Il mercato europeo, dopo alcuni anni con un incremento del 5% per il settore degli alimenti, ha visto una diminuzione del 5% nel 2012 e dell’8% nel 2013 e si prevede un’ulteriore perdita del 9% fra il 2013 e il 2018. Questa situazione è conseguente alla mancanza di una definizione europea dei termini “batteri probiotici” e “probiotici” che ha influito negativamente sulla Health Claims Regulation (HCR): in più di 400 applicazioni sottomesse all’EFSA, nessun probiotico ha avuto esito favorevole.

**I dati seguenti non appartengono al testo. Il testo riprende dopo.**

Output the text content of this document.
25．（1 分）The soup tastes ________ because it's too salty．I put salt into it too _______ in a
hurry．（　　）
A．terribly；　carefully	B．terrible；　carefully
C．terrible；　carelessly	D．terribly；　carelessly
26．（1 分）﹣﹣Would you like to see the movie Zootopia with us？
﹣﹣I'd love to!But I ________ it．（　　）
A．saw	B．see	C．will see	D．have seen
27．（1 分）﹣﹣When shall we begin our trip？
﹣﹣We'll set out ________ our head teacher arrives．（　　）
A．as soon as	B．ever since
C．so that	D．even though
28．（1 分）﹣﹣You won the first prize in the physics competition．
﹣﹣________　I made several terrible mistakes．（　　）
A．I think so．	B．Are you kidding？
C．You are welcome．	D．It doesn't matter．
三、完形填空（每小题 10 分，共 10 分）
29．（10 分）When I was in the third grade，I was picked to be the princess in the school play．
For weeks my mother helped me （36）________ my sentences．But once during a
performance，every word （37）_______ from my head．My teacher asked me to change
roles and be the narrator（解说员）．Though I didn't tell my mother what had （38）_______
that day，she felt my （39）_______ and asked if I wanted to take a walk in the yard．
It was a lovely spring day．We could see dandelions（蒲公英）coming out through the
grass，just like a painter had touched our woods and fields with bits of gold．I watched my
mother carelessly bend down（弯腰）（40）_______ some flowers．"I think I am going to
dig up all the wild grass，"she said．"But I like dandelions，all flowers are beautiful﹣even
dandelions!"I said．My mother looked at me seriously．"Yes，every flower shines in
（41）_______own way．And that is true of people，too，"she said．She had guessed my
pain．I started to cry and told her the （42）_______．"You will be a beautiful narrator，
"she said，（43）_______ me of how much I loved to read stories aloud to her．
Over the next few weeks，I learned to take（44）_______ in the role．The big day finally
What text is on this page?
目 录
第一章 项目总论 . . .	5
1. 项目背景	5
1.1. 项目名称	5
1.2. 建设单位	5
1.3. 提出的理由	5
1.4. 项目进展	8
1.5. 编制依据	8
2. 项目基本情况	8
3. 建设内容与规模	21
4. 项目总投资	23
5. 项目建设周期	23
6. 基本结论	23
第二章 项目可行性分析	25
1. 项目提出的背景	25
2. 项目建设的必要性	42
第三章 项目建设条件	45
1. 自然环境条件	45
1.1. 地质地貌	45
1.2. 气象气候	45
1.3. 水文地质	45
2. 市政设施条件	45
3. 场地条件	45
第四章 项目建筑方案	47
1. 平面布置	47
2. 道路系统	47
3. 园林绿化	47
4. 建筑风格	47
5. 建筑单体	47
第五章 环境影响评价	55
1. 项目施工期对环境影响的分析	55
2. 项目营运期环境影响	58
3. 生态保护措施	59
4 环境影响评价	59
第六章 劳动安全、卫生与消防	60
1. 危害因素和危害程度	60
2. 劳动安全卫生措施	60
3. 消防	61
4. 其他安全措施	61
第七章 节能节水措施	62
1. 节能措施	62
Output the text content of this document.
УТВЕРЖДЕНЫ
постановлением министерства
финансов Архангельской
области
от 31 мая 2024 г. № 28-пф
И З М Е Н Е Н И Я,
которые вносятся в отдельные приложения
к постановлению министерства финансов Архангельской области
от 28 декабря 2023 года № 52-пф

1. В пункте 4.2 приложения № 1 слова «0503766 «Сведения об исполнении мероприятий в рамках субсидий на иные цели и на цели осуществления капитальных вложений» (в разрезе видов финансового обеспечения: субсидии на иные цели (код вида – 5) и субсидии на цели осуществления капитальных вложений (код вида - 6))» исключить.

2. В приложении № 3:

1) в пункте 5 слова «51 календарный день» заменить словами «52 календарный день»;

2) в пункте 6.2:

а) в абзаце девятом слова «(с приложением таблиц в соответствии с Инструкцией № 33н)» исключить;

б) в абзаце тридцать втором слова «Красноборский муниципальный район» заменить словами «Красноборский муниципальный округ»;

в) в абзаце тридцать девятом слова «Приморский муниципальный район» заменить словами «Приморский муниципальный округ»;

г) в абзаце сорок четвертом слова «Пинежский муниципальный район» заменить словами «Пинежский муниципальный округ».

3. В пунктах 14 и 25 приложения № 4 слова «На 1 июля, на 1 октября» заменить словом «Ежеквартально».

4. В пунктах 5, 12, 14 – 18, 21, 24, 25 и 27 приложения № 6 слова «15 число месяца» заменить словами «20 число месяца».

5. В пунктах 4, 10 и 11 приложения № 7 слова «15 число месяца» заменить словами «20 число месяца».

Inoltre, dal 14 dicembre 2012 non è più permesso in Europa l’uso del termine. Ci sono in effetti sul mercato, specie su quello degli integratori, moltissimi prodotti che spesso non rispettano i criteri minimi, come la definizione del ceppo, un’appropriata conta dei batteri vivi contenuti e della loro emivita e l’evidenza di una loro efficacia.

La International Scientific Association for Probiotics and Prebiotics ha recentemente pubblicato un consensus su questi aspetti, richiamando l’attenzione sul fatto che i diversi attori interessati devono avere un ruolo nella definizione dei probiotici67:

i ricercatori devono generare dati di alta qualità che possano avere un impatto positivo sulla salute;

l’industria deve chiedere e utilizzare prodotti di alta qualità e che garantiscano margini di guadagno con claim validati e comprensibili;

le autorità regolatorie devono proteggere i consumatori;

i consumatori devono pretendere informazioni credibili per prendere decisioni informate.

Conflitto di interessi: l’autore dichiara l’assenza di conflitto di interessi.